Model proyeksi diatas mungkin bisa dikatakan sangat sederhana. Perusahaan bisa menargetkan rasio-rasio keuangan untuk menentukan item-item dalam LK, memerhatikan kapasitas sumberdaya yang dimiliki seperti tenaga kerja, mesin, ruang kantor dan peralatan dan asumsi yang dibuat harus realistis.
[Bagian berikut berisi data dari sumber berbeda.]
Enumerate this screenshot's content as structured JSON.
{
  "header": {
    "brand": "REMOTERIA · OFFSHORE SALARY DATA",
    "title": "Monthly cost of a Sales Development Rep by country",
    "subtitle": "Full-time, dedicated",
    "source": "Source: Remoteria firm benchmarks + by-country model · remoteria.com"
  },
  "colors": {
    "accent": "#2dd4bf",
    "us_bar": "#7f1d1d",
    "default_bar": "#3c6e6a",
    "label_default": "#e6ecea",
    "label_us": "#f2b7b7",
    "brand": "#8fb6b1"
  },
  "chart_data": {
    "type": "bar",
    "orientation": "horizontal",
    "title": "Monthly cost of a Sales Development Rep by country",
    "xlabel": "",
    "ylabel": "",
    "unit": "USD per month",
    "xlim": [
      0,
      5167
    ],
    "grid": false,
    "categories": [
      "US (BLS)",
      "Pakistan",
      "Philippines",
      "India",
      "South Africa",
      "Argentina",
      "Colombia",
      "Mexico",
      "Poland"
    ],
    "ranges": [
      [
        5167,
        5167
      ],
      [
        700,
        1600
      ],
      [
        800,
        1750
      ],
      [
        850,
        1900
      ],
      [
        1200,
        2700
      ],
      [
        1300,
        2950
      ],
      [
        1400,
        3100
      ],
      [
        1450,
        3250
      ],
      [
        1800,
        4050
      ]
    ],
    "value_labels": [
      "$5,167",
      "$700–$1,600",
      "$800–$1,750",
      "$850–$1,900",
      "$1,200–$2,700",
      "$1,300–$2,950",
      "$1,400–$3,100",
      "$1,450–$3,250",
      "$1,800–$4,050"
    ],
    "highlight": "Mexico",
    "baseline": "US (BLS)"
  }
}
Untuk mengetahui contoh pembuatannya saya lanjutkan ke materi berikutnya. Tetep stay join dan selalu lihat di kolom CONTOH SOAL di halaman blog ini juga…*niceee 

Kelemahan dalam Model Proyeksi Keuangan (sumber klik disini)
1.      Model proyeksi keuangan tidak mengindikasikan kebijakan keuangan mana yang paling baik, namun hanya menggambarkan beberapa alternative kondisi;
2.      Banyak simplifikasi dari keadaan sebenarnya sedangkan keadaan sebenarnya dapat berubah menjadi hal yang tidak diduga sebelumnya;
3.      Tanpa perencanaan jangka pendek perusahaan seperti dalam laut yang berombak tanpa kemudi untuk pegangan. Perencanaan keuangan harus diterjemahkan dalam detail anggaran keuangan dan operasi.

Kesimpulan
1.      Perencanaan keuangan mengharuskan perusahaan berpikir tentang masa depan dan menyusun proyeksi;
2.      Penyusunan proyeksi meliputi :
a.       Mengembangkan model keuangan perusahaan;
b.      Menjelaskan scenario yang berbeda di masa mendatang dari kondisi terbaik;
c.       Menggunakan model untuk mengkontruksi proforma LK;
d.      Menjalankan model dengan beberapa scenario yang berbeda (analisis sensitivitas);
e.       Mengevaluasi implikasi dari perencanaan strategis.